Environmental and social impact studies are almost always absent from BRI infrastructure projects financed by China’s two big policy banks and its state-owned commercial banks. While this may speed up implementation, it increases risks further down the line. Public protests, chronic delays and allegations of corruption have dogged many a high-profile BRI project.

The selection of risky key debtors — including Pakistan, Venezuela, Russia, Angola, Ecuador, Argentina, Sri Lanka, Zambia and Iran — is another design shortcoming. As project loans blow up, Beijing has become obliged to provide “tens of billions” of US dollars in “rescue loans” to BRI countries to stave off default, according to research by AidData, a research group.

The pressing issue now for China and for BRI debtors that have already defaulted — such as Sri Lanka and Zambia — is how to quickly resolve crises alongside fellow creditors such as the World Bank, other multilateral lenders and international bondholders.

Although co-operating with multilateral lenders goes against the BRI’s bilateral design, Beijing should seek to abide by a broad principle of parity. Rather than positioning itself as a priority creditor, China should agree to loan repayments on close to equal terms with the World Bank and other multilateral bodies, and take a similar haircut on repayments. That would speed up resolutions and reduce economic distress in defaulting nations.

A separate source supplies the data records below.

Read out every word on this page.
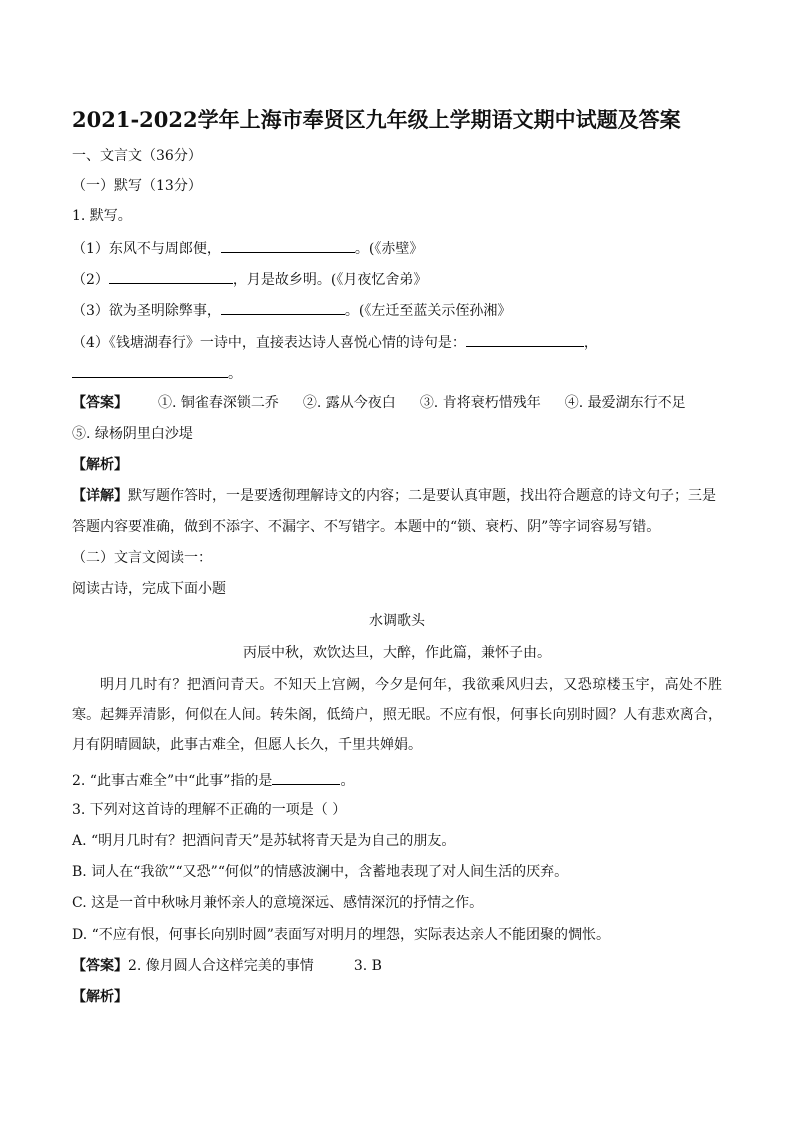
2021-2022学年上海市奉贤区九年级上学期语文期中试题及答案
一、文言文（36分）
（一）默写（13分）
1. 默写。
（1）东风不与周郎便，	。(《赤壁》
（2）	，月是故乡明。(《月夜忆舍弟》
（3）欲为圣明除弊事，	。(《左迁至蓝关示侄孙湘》
（4）《钱塘湖春行》一诗中，直接表达诗人喜悦心情的诗句是：	，
。
【答案】 ①. 铜雀春深锁二乔 ②. 露从今夜白 ③. 肯将衰朽惜残年 ④. 最爱湖东行不足
⑤. 绿杨阴里白沙堤
【解析】
【详解】默写题作答时，一是要透彻理解诗文的内容；二是要认真审题，找出符合题意的诗文句子；三是
答题内容要准确，做到不添字、不漏字、不写错字。本题中的“锁、衰朽、阴”等字词容易写错。
（二）文言文阅读一：
阅读古诗，完成下面小题
水调歌头
丙辰中秋，欢饮达旦，大醉，作此篇，兼怀子由。
明月几时有？把酒问青天。不知天上宫阙，今夕是何年，我欲乘风归去，又恐琼楼玉宇，高处不胜寒。起舞弄清影，何似在人间。转朱阁，低绮户，照无眠。不应有恨，何事长向别时圆？人有悲欢离合，月有阴晴圆缺，此事古难全，但愿人长久，千里共婵娟。
2. “此事古难全”中“此事”指的是	。
3. 下列对这首诗的理解不正确的一项是（ ）
A. “明月几时有？把酒问青天”是苏轼将青天是为自己的朋友。
B. 词人在“我欲”“又恐”“何似”的情感波澜中，含蓄地表现了对人间生活的厌弃。
C. 这是一首中秋咏月兼怀亲人的意境深远、感情深沉的抒情之作。
D. “不应有恨，何事长向别时圆”表面写对明月的埋怨，实际表达亲人不能团聚的惆怅。
【答案】2. 像月圆人合这样完美的事情	3. B
【解析】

Longer term, China should also overhaul the way it extends development loans through the BRI. Here, too, it should adopt a more multilateralist approach, co-operating with multilateral development banks and conducting sufficient risk management studies before finance is forthcoming.

In this, it has a ready example to follow. The Asian Infrastructure Investment Bank, a multilateral lender headquartered in Beijing and led by China, performs a full range of risk management studies before it grants loans. In the six years since the AIIB was established, it has maintained one of the highest quality loan books in the world.